El Estado es un actor esencial- que ha sido prostituido por el mismo progresismo que lo ensalza-; que requiere una profunda transformación conceptual: ponerse operativamente al servicio de los derechos de los ciudadanos, en especial los más pobres. Hoy es un ámbito de privilegios que no tiene ninguna obligación objetiva de lograr ni mostrar resultados. Por ello, se impone una agenda que vaya desde los criterios básicos de administración de los recursos- incluyendo la obligación de la evaluación obligatoria de impacto-, hasta una nueva discusión del rol del Estado nacional vis a vis las administraciones descentralizadas. Y, obviamente, una decisión política muy resuelta acerca de los derechos y obligaciones de los empleados públicos, comenzando por los de la educación; donde el sistema político debe llegar hasta donde sea necesario para defender los derechos de los más pobres; sin descartar algún mecanismo plebiscitario que consolide definitivamente las reformas. Cabe preguntarse en este punto por qué los movimientos sociales son tan complacientes con quienes en definitiva protegen sus excesivos derechos en detrimento de las personas que ellos dicen representar. Afortunadamente se están desarrollando propuestas creativas sobre la reforma educativa integral que generan muchas esperanzas.
La misma perspectiva social deberá informar las discusiones acerca de las trabas que existen para la generación de empleos de calidad. El actual sistema es definitivamente oligárquico: protege a los que están adentro en detrimento de quienes quieren entrar. Mucho se ha escrito y se está avanzando en este campo; así como en el del sistema previsional. Serán decisiones complejas pero inevitables que deberán tomarse en el primer día del nuevo gobierno si- insisto- las ponemos en una perspectiva sistémica del problema de la pobreza y la exclusión.
Un tema especialmente crítico es el de la niñez y adolescencia, que cada vez más se han convertido en el factor de reproducción irrecuperable de la pobreza; aumentado por el impacto del Covid.
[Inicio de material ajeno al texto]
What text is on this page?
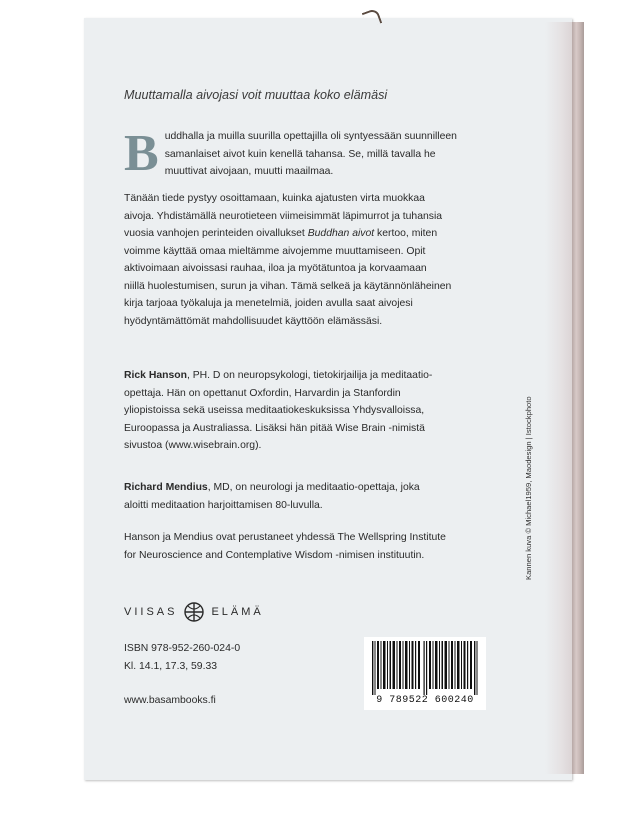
Muuttamalla aivojasi voit muuttaa koko elämäsi
B uddhalla ja muilla suurilla opettajilla oli syntyessään suunnilleen
samanlaiset aivot kuin kenellä tahansa. Se, millä tavalla he
muuttivat aivojaan, muutti maailmaa.
Tänään tiede pystyy osoittamaan, kuinka ajatusten virta muokkaa
aivoja. Yhdistämällä neurotieteen viimeisimmät läpimurrot ja tuhansia
vuosia vanhojen perinteiden oivallukset Buddhan aivot kertoo, miten
voimme käyttää omaa mieltämme aivojemme muuttamiseen. Opit
aktivoimaan aivoissasi rauhaa, iloa ja myötätuntoa ja korvaamaan
niillä huolestumisen, surun ja vihan. Tämä selkeä ja käytännönläheinen
kirja tarjoaa työkaluja ja menetelmiä, joiden avulla saat aivojesi
hyödyntämättömät mahdollisuudet käyttöön elämässäsi.
Rick Hanson, PH. D on neuropsykologi, tietokirjailija ja meditaatio-
opettaja. Hän on opettanut Oxfordin, Harvardin ja Stanfordin
yliopistoissa sekä useissa meditaatiokeskuksissa Yhdysvalloissa,
Euroopassa ja Australiassa. Lisäksi hän pitää Wise Brain -nimistä
sivustoa (www.wisebrain.org).
Richard Mendius, MD, on neurologi ja meditaatio-opettaja, joka
aloitti meditaation harjoittamisen 80-luvulla.
Hanson ja Mendius ovat perustaneet yhdessä The Wellspring Institute
for Neuroscience and Contemplative Wisdom -nimisen instituutin.
VIISAS	ELÄMÄ
ISBN 978-952-260-024-0
Kl. 14.1, 17.3, 59.33
www.basambooks.fi	9 789522 600240
Kannen kuva © Michael1959, Maodesign | Istockphoto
Las evidencias que brinda regularmente ODSA-UCA muestran que se necesita no solo una acción genérica- como el sustento alimentario- sino integral , que cubra en el territorio cada uno de los dramas; y que van desde la nutrición hasta el abandono escolar. Resolver este drama es de una enorme complejidad; y solo se puede lograr con visión clara, capacidad administrativa y decisión política; ya que abarca campos como el trabajo comunitario ( hoy dominado por la política); las técnicas de intervención y sobre todo un acuerdo federal que haga que queden claras las responsabilidades y objetivos. Las actuales diferencias territoriales son inaceptables; y en su mayoría están basadas en politización e ineficiencia.
En el corto plazo, debería iniciarse un programa masivo de recuperación de las capacidades perdidas por el Covid para evitar que se sigan cronificando sus efectos. Hay numerosas experiencias internacionales que pueden discutirse y aplicarse, si se dejan de lado los frenos ideológicos y operativos que han caracterizado al populismo.
Visto desde cualquier perspectiva objetiva, el populismo se ha convertido no solo en el mayor generador de pobreza de nuestra historia sino que -peor aún- ha comprometido de modo irreversible el futuro de millones de personas. Al derruir la educación en lo cuantitativo, cualitativo y valorativo; restringir la generación de y accesos a empleos de calidad; impedir un futuro sustentable basado en la previsibilidad económica; y apropiarse de la dignidad de las personas con la politización de lo social, ha generado heridas muy difíciles de cerrar en corto plazo.
Por ello es que además de las profundas reformas económicas e institucionales que hemos de implementar, debemos integrar este tema en la agenda con una perspectiva sistémica que va mucho más allá de los perversos planes.